Les luttes sociales, féministes,
culturelles qui se poursuivent en Tunisie, en Egypte et ailleurs dans la région
ont irrigué cette onzième édition du Forum social mondial, creuset,
certainement, de convergences futures propres à renforcer le camp démocratique dans
le monde arabe.
Parmi
les participants venus d’Afrique du Nord et du Moyen-Orient, se trouvaient de
nombreuses femmes, déterminées à poursuivre le combat pour le respect, la
liberté et l’égalité des sexes. En fait, les luttes sociales, féministes,
culturelles qui se poursuivent en Tunisie, en Égypte et ailleurs dans la région
ont irrigué cette onzième édition du FSM, creuset, certainement, de
convergences futures, propres à renforcer le camp démocratique dans le monde
arabe. Le campus d’El-Manar, où se tenait l’événement, accueillait aussi le
troisième Forum mondial des médias libres. Au cœur de ce rendez-vous, la
conviction que l’information est un bien commun, à préserver des pouvoirs,
qu’ils soient économiques ou politiques. Là encore, les expériences nées des
soulèvements populaires de 2011 étaient à l’ordre du jour, avec l’essor de
radios associatives ou communautaires au Maghreb et au Machrek.
Alors
que le système capitaliste en crise n’en finit plus de broyer les peuples, les
participants tunisiens ont insisté sur le lien, dans leur pays, entre crise
économique et crise politique. «Je saisis ce FSM pour m’adresser à la
communauté internationale qui nous rend visite. Je veux l’informer de la
dégradation des libertés, de l’économie et de la situation sociale en Tunisie»,
s’alarmait Sami Aouadi, syndicaliste et professeur d’économie. Pour lui, le
risque existe que son pays soit abandonné en pleine transition démocratique,
livré à un pouvoir néolibéral. Avec un pouvoir tunisien prêt à soumettre de
nouveau le pays au FMI, l’emprise des institutions financières internationales
était au cœur des débats. Signe des temps, parmi les ateliers qui ont fait le
plein, beaucoup concernaient la lutte contre l’austérité en Europe et les plans
d’ajustement structurel sur la rive sud de la Méditerranée. Au Nord comme au
Sud, la paupérisation des sociétés a été unanimement pointée. La députée
grecque Theano Fotiou (Syriza) a ainsi rappelé que ces politiques d’austérité
menaient, dans son pays, à une véritable «catastrophe humanitaire» qui risque
de mener au repli sur soi. Pour cette élue, «il faut convaincre les gens qu’ils
ont une destinée commune face aux problèmes et qu’ils souffriront davantage si
l’Union européenne explose».
Dans
le fond, les participants semblent convaincus qu’une nouvelle géographie se met
en place dans le monde. «Le modèle européen tel qu’il a été construit n’existe
plus, la place de l’Europe a changé», remarque Geneviève Azam, porte-parole
d’Attac. Se pose donc, avec toujours plus d’acuité et à tous les échelons, la
question du partage et de la construction de nouvelles solidarités.

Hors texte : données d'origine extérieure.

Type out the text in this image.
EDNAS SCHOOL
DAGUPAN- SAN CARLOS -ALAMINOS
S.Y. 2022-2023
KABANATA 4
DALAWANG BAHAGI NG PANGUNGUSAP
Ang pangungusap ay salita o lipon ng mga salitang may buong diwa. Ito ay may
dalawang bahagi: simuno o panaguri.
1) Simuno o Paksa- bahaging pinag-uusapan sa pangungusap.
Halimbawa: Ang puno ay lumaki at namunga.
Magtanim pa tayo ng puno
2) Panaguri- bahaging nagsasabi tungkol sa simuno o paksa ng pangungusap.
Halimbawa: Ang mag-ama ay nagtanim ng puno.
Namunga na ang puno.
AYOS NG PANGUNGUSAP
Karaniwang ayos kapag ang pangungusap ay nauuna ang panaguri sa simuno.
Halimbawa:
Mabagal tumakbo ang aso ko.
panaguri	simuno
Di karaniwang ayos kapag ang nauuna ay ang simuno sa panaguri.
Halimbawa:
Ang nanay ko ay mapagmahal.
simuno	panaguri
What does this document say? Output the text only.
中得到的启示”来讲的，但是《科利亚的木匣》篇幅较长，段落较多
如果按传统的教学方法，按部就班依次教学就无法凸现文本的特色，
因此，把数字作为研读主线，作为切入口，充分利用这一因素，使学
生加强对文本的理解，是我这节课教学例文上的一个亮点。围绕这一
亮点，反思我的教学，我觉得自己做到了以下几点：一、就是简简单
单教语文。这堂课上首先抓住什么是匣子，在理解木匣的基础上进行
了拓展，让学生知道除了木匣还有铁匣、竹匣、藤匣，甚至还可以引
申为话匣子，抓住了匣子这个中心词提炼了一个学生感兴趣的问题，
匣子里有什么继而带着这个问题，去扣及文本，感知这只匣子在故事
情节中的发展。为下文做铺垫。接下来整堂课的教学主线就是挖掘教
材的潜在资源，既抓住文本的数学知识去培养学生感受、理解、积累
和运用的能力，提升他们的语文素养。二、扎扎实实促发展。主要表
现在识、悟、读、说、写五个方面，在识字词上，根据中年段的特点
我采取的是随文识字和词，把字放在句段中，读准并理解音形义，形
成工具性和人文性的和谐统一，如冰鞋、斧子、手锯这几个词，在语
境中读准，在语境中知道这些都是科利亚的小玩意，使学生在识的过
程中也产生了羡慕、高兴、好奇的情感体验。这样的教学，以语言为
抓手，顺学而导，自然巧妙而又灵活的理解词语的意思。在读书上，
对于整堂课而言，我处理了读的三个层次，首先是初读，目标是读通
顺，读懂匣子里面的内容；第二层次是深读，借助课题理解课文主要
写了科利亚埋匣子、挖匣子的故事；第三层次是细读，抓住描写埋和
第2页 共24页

Singulièrement pour l’Europe, qui reste l’un des principaux créanciers à
l’échelle internationale.
L’émergence
de luttes communes entre les travailleurs du Nord et ceux du Sud constitue
aussi une étape indispensable dans la recherche d’un nouveau type de
développement, dépassant les logiques de concurrence. Certaines sont déjà en
marche. Les ateliers consacrés aux centres d’appels implantés de part et
d’autre de la Méditerranée ont ainsi permis de construire des initiatives
communes pour de meilleurs salaires, pour des droits communs. Face aux menaces
de délocalisations, des syndicalistes ont pu débattre, créer des réseaux,
envisager de futures batailles communes pour l’emploi. L’objectif est clair:
permettre un développement harmonieux entre le Nord et le Sud. «Un modèle
alternatif est un modèle qui permet de construire l’économie et le social sur
l’accès aux droits pour tous», à rebours des logiques néolibérales, résumait
samedi Gustave Massiah, membre du conseil international du FSM, lors d’une
cérémonie donnée par le président tunisien, Moncef Marzouki. Mais, précise
Dominique Plihon, «nous ne pensons pas que nous puissions parachuter d’en haut
un modèle alternatif». C’est, pour cet économiste, dans une perspective de
luttes que doivent s’inscrire les transformations de la société. Le débat au
sein du FSM aura aussi concerné le rapport avec les partis politiques. Bouba
Diop, professeur à l’université de Dakar, a expliqué comment, au Sénégal, se
sont bâtis de solides liens entre mouvements sociaux et politiques, autour de
forums thématiques. Une démarche qui a rendu possible l’alternance politique,
dans un contexte de vives tensions attisées par la présidence d’Abdoulaye Wade.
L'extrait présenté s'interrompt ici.